"Will that start her sure?" asked Bob.

"Depends on whether we guessed right on the key log," said Welton.

A great roar shook the atmosphere. Straight up into the air spurted the cloud of the explosion. Through the white smoke Bob could see the flame and four or five big logs, like upleaping, dim giants. Then he dodged back from the rain of bark and splinters.

The immediate effect on the jam was not apparent. It fell forward into the opening made by the explosion, and a light but perceptible movement ran through the waiting timbers up the river. But the men, running out immediately, soon made it evident that the desired result had been attained. Their efforts now seemed to gain definite effects. An uneasiness ran through the hitherto solid structure of the jam. Timbers changed position. Sometimes the whole river seemed to start forward a foot or so, but before the eye could catch the motion, it had again frozen to immobility.

"That fetched the key logs, all right," said Welton, watching.

Then all at once about half the breast of the jam fell forward into the stream. Bob uttered an involuntary cry. But the practised rivermen must have foreseen this, for none were caught. At once the other logs at the breast began to topple of their own accord into the stream. The splashes threw the water high like the explosions of shells, and the thundering of the falling and grinding timbers resembled the roar of artillery. The pattern of the river changed, at first almost imperceptibly, then more and more rapidly. The logs in the centre thrust forward, those on the wings hung back. Near the head of the jam the men worked like demons. Wherever the timbers caught or hesitated for a moment in their slow crushing forward, there a dozen men leaped savagely, to jerk, heave and pry with their heavy peavies. Continually under them the footing shifted; sullen logs menaced them with crushing or complete engulfment in their grinding mill. Seemingly they paid no attention to this, but gave all their energies to the work. In reality, whether from calculation or merely from the instinct that grows out of long experience, they must have pre-estimated every chance.

"What bully team work!" cried Bob, stirred to enthusiasm.

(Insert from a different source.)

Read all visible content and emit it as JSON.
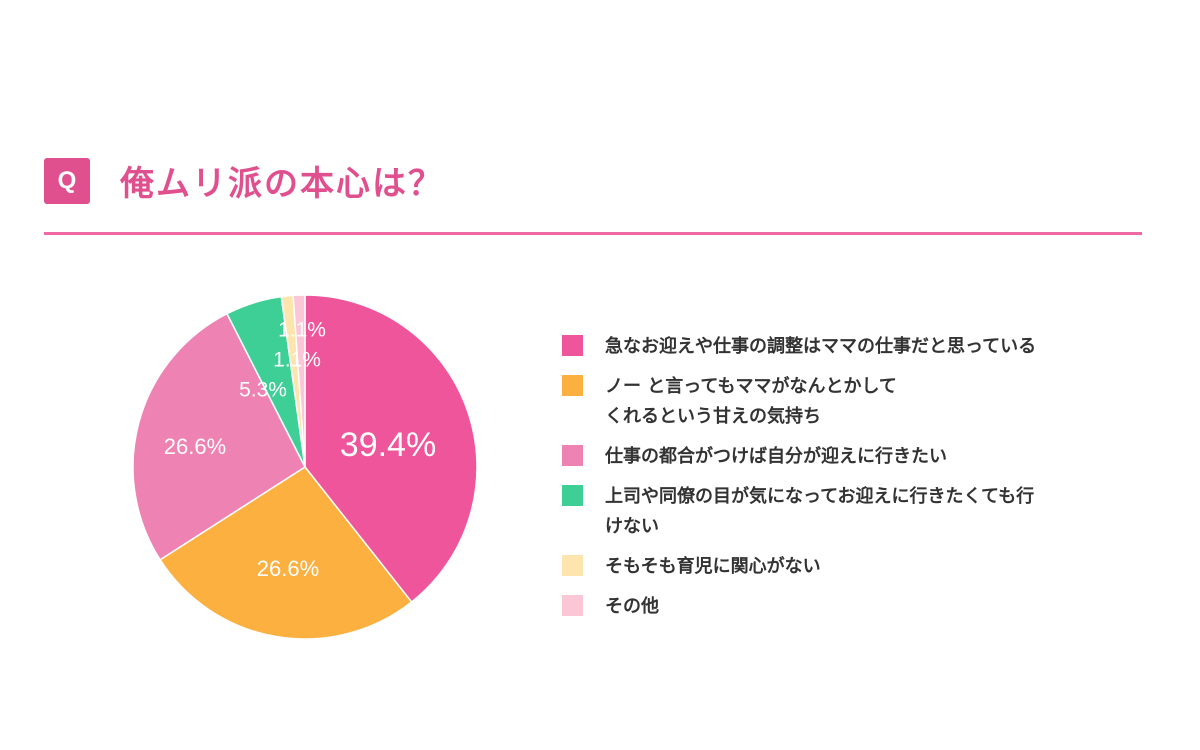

Now the motion quickened. The centre of the river rushed forward; the wings sucked in after from either side. A roar and battling of timbers, jets of spray, the smoke of waters filled the air. Quite coolly the rivermen made their way ashore, their peavies held like balancing poles across their bodies. Under their feet the logs heaved, sank, ground together, tossed above the hurrying under-mass, tumultuous as a close-packed drove of wild horses. The rivermen rode them easily. For an appreciable time one man perched on a stable timber watching keenly ahead. Then quite coolly he leaped, made a dozen rapid zigzag steps forward, and stopped. The log he had quitted dropped sullenly from sight, and two closed, grinding, where it had been. In twenty seconds every man was safely ashore.

The river caught its speed. Hurried on by the pressure of water long dammed back, the logs tumbled forward. Rank after rank they swept past, while the rivermen, leaning on the shafts of their peavies, passed them in review.

"That was luck," Welton's voice broke in on Bob's contemplation. "It's just getting dark. Couldn't have done it without the dynamite. It splinters up a little timber, but we save money, even at that."